The central heating system is necessary for work efficiency and people's livelihoods in North China (especially areas north of the Yellow River). The area comprises 17 provinces, municipalities and autonomous regions, has a population of more than 700 million and accounts for about 60 percent of the country's territory.
The energy needed to run the central heating system in North China accounts for about one-fourth of total energy consumption of the country and costs about 70 billion yuan ($10.54 billion). That's why it is important for the authorities to see if there is room for reducing energy consumption to help the country save energy and reduce greenhouse gas emissions.
The central heating system is a 24-hour service, but a considerable portion of the heat generated by the system is wasted. For example, office workers are away from home for an average of 11 hours a day on weekdays, which means 45 percent of the heat generated in their homes is wasted. Energy used to generate heat in most offices and industrial areas is wasted, too, because nobody works between 8 pm and 7 am. Besides, some offices, homes and factories become so warm because of the heating system that people have to open windows to maintain a comfortable temperature indoors.
That means there is no need for the central heating system to be operational 24 hours a day. It is thus necessary for the authorities to find a way to keep houses and workplaces warm only when people are there and to turn off supply when they are not to save energy and reduce emissions. They also have to replace dysfunctional and inefficient parts and rusty pipes in the heating supply network to ensure that the central heating network runs smoothly.

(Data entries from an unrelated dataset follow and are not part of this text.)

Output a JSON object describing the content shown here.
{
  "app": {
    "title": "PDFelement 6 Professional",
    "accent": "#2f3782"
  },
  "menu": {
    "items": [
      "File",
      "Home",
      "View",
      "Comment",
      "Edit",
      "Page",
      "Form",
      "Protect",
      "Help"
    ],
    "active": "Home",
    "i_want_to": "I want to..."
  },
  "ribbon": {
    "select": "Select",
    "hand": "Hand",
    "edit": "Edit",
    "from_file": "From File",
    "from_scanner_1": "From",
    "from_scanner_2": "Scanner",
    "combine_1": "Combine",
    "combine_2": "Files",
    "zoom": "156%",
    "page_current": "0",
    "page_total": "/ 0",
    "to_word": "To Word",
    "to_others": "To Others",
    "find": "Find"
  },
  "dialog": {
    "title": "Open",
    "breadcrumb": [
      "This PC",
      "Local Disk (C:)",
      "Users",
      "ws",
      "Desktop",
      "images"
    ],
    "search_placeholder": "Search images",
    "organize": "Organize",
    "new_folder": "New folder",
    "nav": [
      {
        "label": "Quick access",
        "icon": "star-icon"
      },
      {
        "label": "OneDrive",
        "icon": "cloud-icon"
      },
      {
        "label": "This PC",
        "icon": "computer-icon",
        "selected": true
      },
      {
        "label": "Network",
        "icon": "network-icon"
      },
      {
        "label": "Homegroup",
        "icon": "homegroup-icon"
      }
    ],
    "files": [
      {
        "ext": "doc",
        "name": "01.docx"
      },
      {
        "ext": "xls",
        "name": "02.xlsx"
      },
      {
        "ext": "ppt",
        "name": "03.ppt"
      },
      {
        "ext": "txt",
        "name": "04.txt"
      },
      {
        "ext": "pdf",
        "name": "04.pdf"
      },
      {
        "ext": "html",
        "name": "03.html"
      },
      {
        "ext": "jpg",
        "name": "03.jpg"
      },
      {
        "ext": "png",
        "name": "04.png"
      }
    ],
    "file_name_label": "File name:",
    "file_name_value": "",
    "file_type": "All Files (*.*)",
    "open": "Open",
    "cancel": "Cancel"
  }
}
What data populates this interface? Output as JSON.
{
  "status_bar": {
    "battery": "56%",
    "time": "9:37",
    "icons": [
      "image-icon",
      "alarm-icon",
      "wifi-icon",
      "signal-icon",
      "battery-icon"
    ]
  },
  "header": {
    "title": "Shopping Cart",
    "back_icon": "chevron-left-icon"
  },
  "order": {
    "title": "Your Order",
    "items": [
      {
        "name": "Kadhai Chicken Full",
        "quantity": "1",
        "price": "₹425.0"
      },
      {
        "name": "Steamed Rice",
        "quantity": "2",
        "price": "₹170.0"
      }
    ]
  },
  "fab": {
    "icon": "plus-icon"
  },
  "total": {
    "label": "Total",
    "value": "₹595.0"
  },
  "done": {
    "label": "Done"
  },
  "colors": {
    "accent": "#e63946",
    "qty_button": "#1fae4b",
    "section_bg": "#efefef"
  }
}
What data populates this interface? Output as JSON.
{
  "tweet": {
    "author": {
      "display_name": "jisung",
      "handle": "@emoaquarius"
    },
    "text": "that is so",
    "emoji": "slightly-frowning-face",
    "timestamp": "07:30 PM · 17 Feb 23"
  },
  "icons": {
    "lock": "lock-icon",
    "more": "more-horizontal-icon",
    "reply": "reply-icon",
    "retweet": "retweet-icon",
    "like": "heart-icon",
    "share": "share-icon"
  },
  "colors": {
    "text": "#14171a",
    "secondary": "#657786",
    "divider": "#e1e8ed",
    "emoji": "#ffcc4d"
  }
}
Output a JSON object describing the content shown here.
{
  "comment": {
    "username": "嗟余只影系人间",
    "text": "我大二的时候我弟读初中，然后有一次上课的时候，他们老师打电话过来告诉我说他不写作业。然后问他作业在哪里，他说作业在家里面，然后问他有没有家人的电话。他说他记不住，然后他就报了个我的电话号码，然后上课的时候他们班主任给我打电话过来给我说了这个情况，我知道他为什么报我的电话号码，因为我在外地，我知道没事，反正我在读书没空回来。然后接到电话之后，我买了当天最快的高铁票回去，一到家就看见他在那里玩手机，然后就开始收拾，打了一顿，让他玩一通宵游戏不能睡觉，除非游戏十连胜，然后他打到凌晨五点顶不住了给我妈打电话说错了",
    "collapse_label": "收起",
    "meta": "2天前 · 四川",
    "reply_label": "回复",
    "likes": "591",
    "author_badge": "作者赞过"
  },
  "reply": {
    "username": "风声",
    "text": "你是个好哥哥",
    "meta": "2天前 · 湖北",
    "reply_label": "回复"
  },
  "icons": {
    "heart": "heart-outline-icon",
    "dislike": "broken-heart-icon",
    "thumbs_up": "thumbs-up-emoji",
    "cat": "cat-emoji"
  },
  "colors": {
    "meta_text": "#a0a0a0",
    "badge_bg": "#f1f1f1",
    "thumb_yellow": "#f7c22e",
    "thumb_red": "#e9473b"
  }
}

More importantly, the authorities should consider replacing the central heating system with wall-mounted gas boilers, which consume less energy and are more efficient and convenient. Wall-mounted boilers are multifunctional home appliances that provide hot water as well as heating. Like air conditioners, a boiler gives the option of setting different temperatures in different rooms of a house or work place, or even shutting down heating supply to a room.
The central heating system, based on the social welfare principle of the earlier planned economy, is at odds with today's market economy and social development. Many new urban and suburban communities have already introduced household-based heat supply meters. In fact, it is a social, economic and environmental necessity to introduce a household- and unit-based system, just like electricity, gas and water supply meters, for the heating system.
On the other hand, the authorities have to ensure that the heating system covers people in rural areas, too. This is important to protect rural residents from the toxic gases produced by stoves placed under adobe sleeping platforms and the burning of coal and ensure that they lead a better life.
Since efficiency has become the buzzword in almost every field of Chinese society, there is all the more reason for the authorities to take steps to make the heating system more efficient and environmentally friendly. And since energy shortage poses a serious challenge to China, the authorities should introduce separate meters for the heating system for households and commercial/industrial units.
The author is a senior engineer who specializes in heating systems.